En Durango, más de 350 mil personas viven en situación de pobreza alimentaria y no tienen garantizado qué comer cada día; ante este panorama, el Banco de Alimentos de Durango anunció este mes el lanzamiento de una campaña de recaudación para construir sus instalaciones y comenzar a operar, con el objetivo de combatir el hambre y reducir el desperdicio de comida en la entidad.
La iniciativa fue presentada en rueda de prensa por integrantes de la asociación civil que impulsa el proyecto, quienes detallaron que la meta es apoyar inicialmente a 50 mil personas al mes mediante la recuperación y distribución eficiente de alimentos.
La cifra de 350 mil personas en pobreza alimentaria coloca a Durango ante uno de los mayores retos sociales actuales. Familias que no saben qué comerán mañana, niñas y niños que intentan estudiar con el estómago vacío y adultos mayores que reducen sus comidas forman parte de una realidad que organizaciones civiles califican como urgente.
Un estado sin banco de alimentos
Actualmente, Durango es el único estado del país que no cuenta con un banco de alimentos afiliado a la red nacional. Esta condición ha retrasado la posibilidad de canalizar donaciones de empresas y productores hacia comunidades vulnerables.
El nuevo Banco de Alimentos de Durango busca integrarse a la Red BAMX, que agrupa a más de 60 bancos en el país y coordina esfuerzos para rescatar alimentos aptos para el consumo que, de otro modo, terminarían en la basura.
De acuerdo con los organizadores, el hambre no siempre se debe a la falta de alimentos disponibles, sino a la falta de acceso. Es decir, mientras en algunos sectores se desperdician toneladas de comida, en otros miles de personas carecen de lo básico.
¿Cómo funcionará el Banco de Alimentos?
Almacenamiento y distribución eficiente
El proyecto contempla la construcción de un espacio digno y funcional que permita almacenar, clasificar y distribuir alimentos en condiciones adecuadas de higiene y conservación.
Desde ahí se coordinaría la entrega a comunidades vulnerables, priorizando zonas con mayor índice de pobreza alimentaria. El modelo contempla alianzas con empresas, supermercados, productores agrícolas y ciudadanos que deseen donar.
El objetivo inicial es beneficiar a 50 mil personas cada mes, una cifra que podría crecer conforme aumenten las donaciones y la infraestructura.
Campaña de boteo y donadores mensuales
Para financiar la construcción, durante marzo se realizará una campaña de boteo en espacios públicos, escuelas, universidades y empresas.
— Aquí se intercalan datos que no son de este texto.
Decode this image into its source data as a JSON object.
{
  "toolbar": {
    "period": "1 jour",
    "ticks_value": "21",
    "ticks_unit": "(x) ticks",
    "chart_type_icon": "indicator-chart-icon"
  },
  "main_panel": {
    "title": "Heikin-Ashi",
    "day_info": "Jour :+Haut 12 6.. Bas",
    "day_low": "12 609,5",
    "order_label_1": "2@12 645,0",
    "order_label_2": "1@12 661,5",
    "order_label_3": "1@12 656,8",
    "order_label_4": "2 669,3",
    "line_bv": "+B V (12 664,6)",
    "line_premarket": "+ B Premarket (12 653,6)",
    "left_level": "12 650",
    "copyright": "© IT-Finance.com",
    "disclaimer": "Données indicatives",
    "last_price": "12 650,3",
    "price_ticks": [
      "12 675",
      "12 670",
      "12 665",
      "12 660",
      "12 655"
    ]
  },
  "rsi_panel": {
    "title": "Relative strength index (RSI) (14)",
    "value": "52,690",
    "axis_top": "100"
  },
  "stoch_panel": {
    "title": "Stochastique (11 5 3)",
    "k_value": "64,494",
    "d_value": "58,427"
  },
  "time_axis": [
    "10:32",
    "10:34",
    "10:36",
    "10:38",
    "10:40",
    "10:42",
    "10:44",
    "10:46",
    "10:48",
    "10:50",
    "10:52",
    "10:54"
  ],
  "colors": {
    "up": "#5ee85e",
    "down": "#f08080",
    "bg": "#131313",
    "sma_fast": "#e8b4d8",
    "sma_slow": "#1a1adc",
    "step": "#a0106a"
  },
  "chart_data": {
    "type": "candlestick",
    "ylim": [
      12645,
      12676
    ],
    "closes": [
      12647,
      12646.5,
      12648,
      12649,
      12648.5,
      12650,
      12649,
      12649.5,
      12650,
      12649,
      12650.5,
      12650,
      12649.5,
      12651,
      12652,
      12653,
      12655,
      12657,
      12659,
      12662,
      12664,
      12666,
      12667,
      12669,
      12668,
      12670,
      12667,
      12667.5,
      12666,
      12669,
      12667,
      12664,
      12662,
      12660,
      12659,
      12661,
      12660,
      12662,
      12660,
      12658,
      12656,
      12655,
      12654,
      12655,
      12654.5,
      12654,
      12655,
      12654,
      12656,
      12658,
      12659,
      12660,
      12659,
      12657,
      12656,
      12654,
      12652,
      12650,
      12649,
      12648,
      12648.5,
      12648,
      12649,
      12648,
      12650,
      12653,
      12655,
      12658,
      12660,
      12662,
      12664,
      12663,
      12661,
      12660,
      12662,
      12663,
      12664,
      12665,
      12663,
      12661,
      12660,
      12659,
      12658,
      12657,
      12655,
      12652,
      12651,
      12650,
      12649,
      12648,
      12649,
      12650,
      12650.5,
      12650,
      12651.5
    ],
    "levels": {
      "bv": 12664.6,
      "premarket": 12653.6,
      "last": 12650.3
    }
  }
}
Además, se busca que al menos cinco mil personas se conviertan en donadoras mensuales con aportaciones desde 200 pesos.
Según los impulsores, una aportación constante permitiría dar sostenibilidad al proyecto y garantizar entregas periódicas a las familias registradas.
El impacto social del hambre en Durango
La pobreza alimentaria no solo implica no tener comida suficiente; también tiene consecuencias en salud, educación y productividad. Niñas y niños con desnutrición presentan dificultades de aprendizaje; adultos mayores enfrentan mayor riesgo de enfermedades; y familias enteras ven limitado su desarrollo.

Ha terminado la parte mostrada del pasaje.